The expected results: a 2.5% reduction in operating expenses, significantly fewer late-stage tissue deferrals, and, most importantly, better stewardship of the gift of tissue donation.

These improvements wouldn’t be possible without proper oversight. “Ensuring there are humans in the loop who can oversee and provide additional governance is really, really powerful,” says Joe Miles, industry head for life sciences, UiPath. UiPath helps customers such as Evergen establish guardrails that dictate the actions an agent can take, when human escalation is required, and when a comprehensive audit trail is necessary. Skipping this step can create more work for an organization than if it had never integrated AI at all. Sheldon recalls headache-inducing stories from customers who gave an agent an application programming interface to update some spreadsheets, only to have it update the wrong ones—with no record of what changed.

In addition to governance, UiPath provides integrations with enterprise systems across the technology ecosystem. This agnostic approach extends to allowing employees in different divisions to interact with the platform however feels most natural. Developers more familiar with pro-code tools can build agents using Python-based frameworks, such as LangChain or LlamaIndex, while marketing teams might default to low-code tools. “AI adoption requires bringing those two constituencies together,” says Sheldon. This is where having a solution such as UiPath’s Maestro is critical. “Agentic adoption is most effective when you can bring developers together with process owners, allowing them to collaborate when designing customized workflows based on their needs and technical fluency.”
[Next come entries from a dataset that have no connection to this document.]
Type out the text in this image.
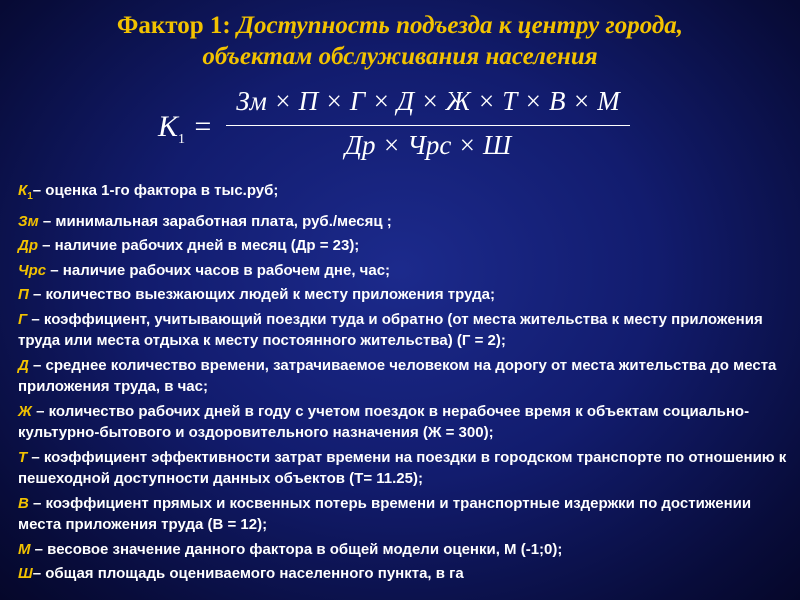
Фактор 1: Доступность подъезда к центру города,
объектам обслуживания населения
$K_1$ =
Зм × П × Г × Д × Ж × Т × В × М
Др × Чрс × Ш
$К_1-$ оценка 1-го фактора в тыс.руб;
Зм – минимальная заработная плата, руб./месяц ;
Др – наличие рабочих дней в месяц (Др = 23);
Чрс – наличие рабочих часов в рабочем дне, час;
П – количество выезжающих людей к месту приложения труда;
Г – коэффициент, учитывающий поездки туда и обратно (от места жительства к месту приложения труда или места отдыха к месту постоянного жительства) (Г = 2);
Д – среднее количество времени, затрачиваемое человеком на дорогу от места жительства до места приложения труда, в час;
Ж – количество рабочих дней в году с учетом поездок в нерабочее время к объектам социально-культурно-бытового и оздоровительного назначения (Ж = 300);
Т – коэффициент эффективности затрат времени на поездки в городском транспорте по отношению к пешеходной доступности данных объектов (Т= 11.25);
В – коэффициент прямых и косвенных потерь времени и транспортные издержки по достижении места приложения труда (В = 12);
М – весовое значение данного фактора в общей модели оценки, М (-1;0);
Ш– общая площадь оцениваемого населенного пункта, в га
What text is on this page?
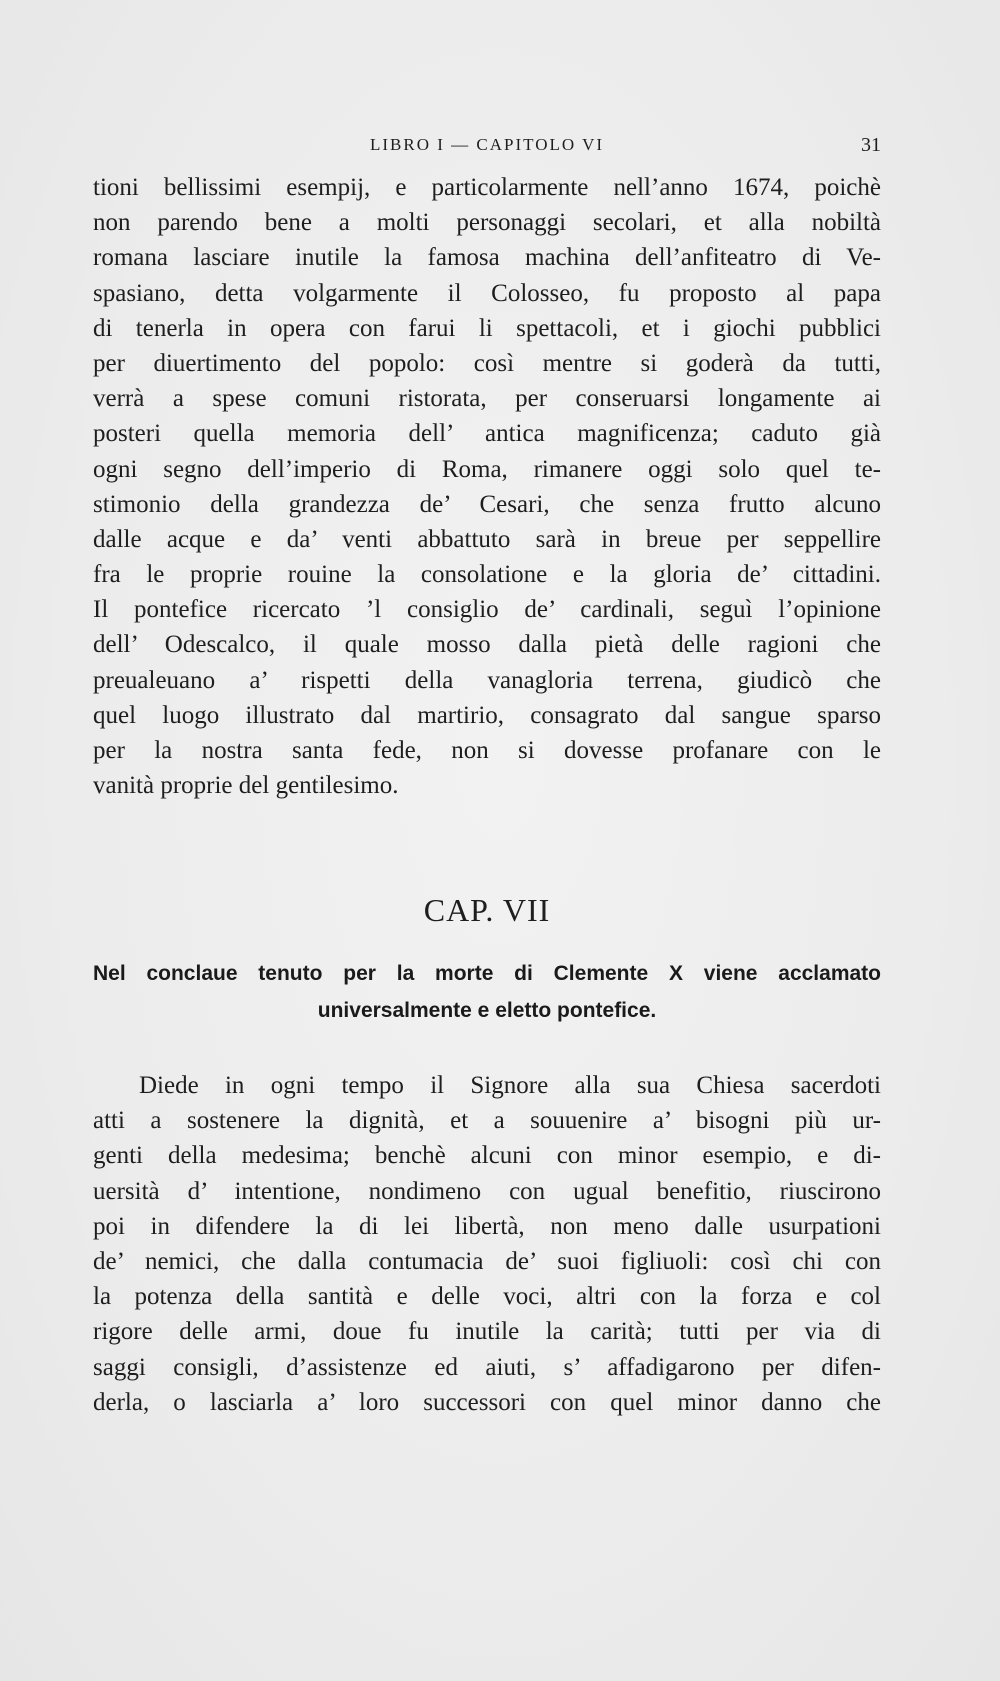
LIBRO I — CAPITOLO VI	31
tioni bellissimi esempij, e particolarmente nell’anno 1674, poichè
non parendo bene a molti personaggi secolari, et alla nobiltà
romana lasciare inutile la famosa machina dell’anfiteatro di Ve-
spasiano, detta volgarmente il Colosseo, fu proposto al papa
di tenerla in opera con farui li spettacoli, et i giochi pubblici
per diuertimento del popolo: così mentre si goderà da tutti,
verrà a spese comuni ristorata, per conseruarsi longamente ai
posteri quella memoria dell’ antica magnificenza; caduto già
ogni segno dell’imperio di Roma, rimanere oggi solo quel te-
stimonio della grandezza de’ Cesari, che senza frutto alcuno
dalle acque e da’ venti abbattuto sarà in breue per seppellire
fra le proprie rouine la consolatione e la gloria de’ cittadini.
Il pontefice ricercato ’l consiglio de’ cardinali, seguì l’opinione
dell’ Odescalco, il quale mosso dalla pietà delle ragioni che
preualeuano a’ rispetti della vanagloria terrena, giudicò che
quel luogo illustrato dal martirio, consagrato dal sangue sparso
per la nostra santa fede, non si dovesse profanare con le
vanità proprie del gentilesimo.
CAP. VII
Nel conclaue tenuto per la morte di Clemente X viene acclamato
universalmente e eletto pontefice.
Diede in ogni tempo il Signore alla sua Chiesa sacerdoti
atti a sostenere la dignità, et a souuenire a’ bisogni più ur-
genti della medesima; benchè alcuni con minor esempio, e di-
uersità d’ intentione, nondimeno con ugual benefitio, riuscirono
poi in difendere la di lei libertà, non meno dalle usurpationi
de’ nemici, che dalla contumacia de’ suoi figliuoli: così chi con
la potenza della santità e delle voci, altri con la forza e col
rigore delle armi, doue fu inutile la carità; tutti per via di
saggi consigli, d’assistenze ed aiuti, s’ affadigarono per difen-
derla, o lasciarla a’ loro successori con quel minor danno che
Scaling mission-critical processes

For enterprise AI to succeed, the key is focusing on core, mission-critical processes rather than incremental use cases, echoing a McKinsey finding that AI projects fail when they lack strategic focus. Organizations that succeed target processes in which the combination of agents, robots, and people delivers unique value, whether in plasma donation screening, revenue cycle management, or claims processing. The goal isn’t to replace standard processes, especially in highly regulated industries such as life sciences. Instead, the best AI tools integrate with existing systems to make them more accurate, reliable, and efficient.

This translates into enhancing human workflows rather than eliminating them. For Poniatowski—whose company doesn’t have headcount-heavy back-office teams—the strategic application of AI looks different than it does for large enterprises simply trying to trim headcount. “We’re focusing our AI on how we accelerate lead times to customers, speed up product launches, improve donation outcomes, and enhance the lives of more patients,” he says. “This technology doesn’t need to replace people, but it can be used to scale more effectively.” It’s an approach he recommends to other leaders working to obtain buy-in from executives wary of AI adoption.

“We have the opportunity to help reduce cost, time, and effort to develop these for life-saving therapies that will have a tremendous impact on our children, our parents, our friends, and our families,” says Miles.

As agentic automation matures, company leaders are discovering that the most profound changes aren’t always what they expected. Evergen initially pursued strict efficiency gains. In practice, the UiPath platform has led to better donation outcomes and increased employee engagement. Staffers now recognize that AI tools can help ensure patients can walk again or play with their kids.

Anecdotes like this make Sheldon optimistic about the future of work. “AI has the potential to make [all users] the best version of themselves,” he says. “Most customer service representatives would rather focus on solving new and hard problems than filling out standard forms. Doctors would rather spend time with patients than with paperwork. As AI agents handle more routine tasks, human talent can focus on judgment, coaching, and solving complex problems. At an organizational level, this opens up resources to experiment, discover new strategies, and rethink best practices.”

“By embedding agentic automation into our donor screening process, we’re not just transforming our business—we’re transforming donation outcomes,” says Poniatowski. “This is automation and AI with a direct, measurable impact on patients’ lives.”